As soon as the discovery of that famous new particle was announced at the Large Hadron Collider [LHC] last year, there were already very good reasons to think it was a Higgs particle of some type. I described them to you back then, as part of my “Higgs Discovery” series. But, as I cautioned, those arguments relied partly on data and partly on theoretical reasoning.
Over the past nine months, with additional data collected through December and analyzed through the present day, it has become more and more convincing that this particle behaves very much like a Higgs particle, along the lines I described following the Edinburgh conference back in January. One by one the doubters have been giving up, and few remain. This is a Higgs particle. That’s my point of view (see last week’s post — you heard it here first), the point of view of most experts I talk to [in a conference I'm currently attending, not one person out of about forty theorists and experimenters has dissented], and now the official point of view of the CERN laboratory which hosts the LHC.
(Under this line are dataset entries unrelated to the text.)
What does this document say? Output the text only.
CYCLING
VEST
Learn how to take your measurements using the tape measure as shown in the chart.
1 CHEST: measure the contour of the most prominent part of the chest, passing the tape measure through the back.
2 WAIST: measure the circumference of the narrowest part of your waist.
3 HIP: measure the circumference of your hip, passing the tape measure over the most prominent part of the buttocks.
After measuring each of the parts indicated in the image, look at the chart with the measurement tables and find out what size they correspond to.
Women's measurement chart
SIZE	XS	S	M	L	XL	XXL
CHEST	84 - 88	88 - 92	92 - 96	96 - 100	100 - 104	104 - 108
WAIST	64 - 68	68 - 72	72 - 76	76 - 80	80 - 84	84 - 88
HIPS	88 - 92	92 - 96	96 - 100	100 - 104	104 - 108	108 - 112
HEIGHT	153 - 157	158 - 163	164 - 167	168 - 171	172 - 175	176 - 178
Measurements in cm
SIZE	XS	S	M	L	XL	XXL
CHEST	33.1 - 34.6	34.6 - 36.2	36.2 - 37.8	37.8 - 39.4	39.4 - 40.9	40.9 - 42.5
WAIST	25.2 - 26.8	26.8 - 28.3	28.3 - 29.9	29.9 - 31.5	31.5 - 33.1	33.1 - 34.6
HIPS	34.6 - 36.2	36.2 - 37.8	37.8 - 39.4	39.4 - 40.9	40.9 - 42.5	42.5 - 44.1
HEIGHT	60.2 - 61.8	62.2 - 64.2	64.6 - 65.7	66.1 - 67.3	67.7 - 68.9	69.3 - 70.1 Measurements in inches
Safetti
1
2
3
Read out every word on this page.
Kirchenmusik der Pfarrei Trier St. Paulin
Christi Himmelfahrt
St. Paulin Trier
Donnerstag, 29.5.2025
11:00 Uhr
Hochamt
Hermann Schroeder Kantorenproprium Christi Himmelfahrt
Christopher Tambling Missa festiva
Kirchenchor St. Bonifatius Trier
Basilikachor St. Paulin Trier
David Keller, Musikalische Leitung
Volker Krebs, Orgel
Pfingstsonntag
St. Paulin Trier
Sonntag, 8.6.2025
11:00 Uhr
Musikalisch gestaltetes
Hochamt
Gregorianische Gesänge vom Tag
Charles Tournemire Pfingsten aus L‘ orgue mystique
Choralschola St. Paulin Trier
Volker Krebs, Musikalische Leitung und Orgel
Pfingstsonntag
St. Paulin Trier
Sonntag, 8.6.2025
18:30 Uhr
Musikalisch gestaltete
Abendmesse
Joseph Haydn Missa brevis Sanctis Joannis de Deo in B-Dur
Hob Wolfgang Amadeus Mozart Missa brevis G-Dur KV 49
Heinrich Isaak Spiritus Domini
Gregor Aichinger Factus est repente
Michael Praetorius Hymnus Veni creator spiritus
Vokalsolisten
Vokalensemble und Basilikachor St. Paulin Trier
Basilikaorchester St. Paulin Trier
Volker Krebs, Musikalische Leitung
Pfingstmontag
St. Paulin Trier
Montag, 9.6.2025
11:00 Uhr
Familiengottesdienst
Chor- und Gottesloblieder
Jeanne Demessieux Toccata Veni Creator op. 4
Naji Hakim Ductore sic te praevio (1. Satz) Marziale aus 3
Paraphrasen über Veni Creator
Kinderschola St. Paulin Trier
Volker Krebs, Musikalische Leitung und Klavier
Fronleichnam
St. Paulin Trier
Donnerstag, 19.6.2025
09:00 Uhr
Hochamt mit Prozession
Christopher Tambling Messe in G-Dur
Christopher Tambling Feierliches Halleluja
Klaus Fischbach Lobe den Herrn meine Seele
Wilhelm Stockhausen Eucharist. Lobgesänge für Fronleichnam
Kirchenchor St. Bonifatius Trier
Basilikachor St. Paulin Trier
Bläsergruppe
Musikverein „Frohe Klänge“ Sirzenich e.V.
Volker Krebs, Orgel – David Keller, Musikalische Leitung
Not only that, the particle is similar, in all respects that have been measured so far (and we’re nowhere near done yet), to the simplest possible type of Higgs particle, the Standard Model Higgs. It is therefore natural to call this a Standard Model-like Higgs particle, shifting the “-like” over a step. That wording emphasizes that although confidence is very high that this is a Higgs particle, we do not have confidence that it is a Standard Model Higgs, even though it resembles one. This is for two reasons.
First, with the data currently available, the measurements are not precise enough to rule out deviations from a Standard Model Higgs as large as 10%, 20%, or even as much as 50% in certain of the particle’s properties.
Second, many interesting speculative theories, despite being dramatically different from the Standard Model, nevertheless predict nature will exhibit a Standard Model-like Higgs particle — one that may be distinguishable from a true Standard Model Higgs only after the LHC has gathered much more data.
The reason this happens in so many theories is due to something called the decoupling theorem, which I mentioned in this article and this article; it demonstrates that even when the Standard Model is not the complete theory of physics at the LHC, Standard Model-like Higgs particles can arise in many different ways. And thus the fact that this Higgs particle is Standard Model-like, though obviously strong evidence against many theories that would have predicted something else, is not compelling evidence in favor of the Standard Model.
So when particle theorists like me wonder, “Does the Standard Model describe all phenomena at the LHC?”, we know the answer will not come easily.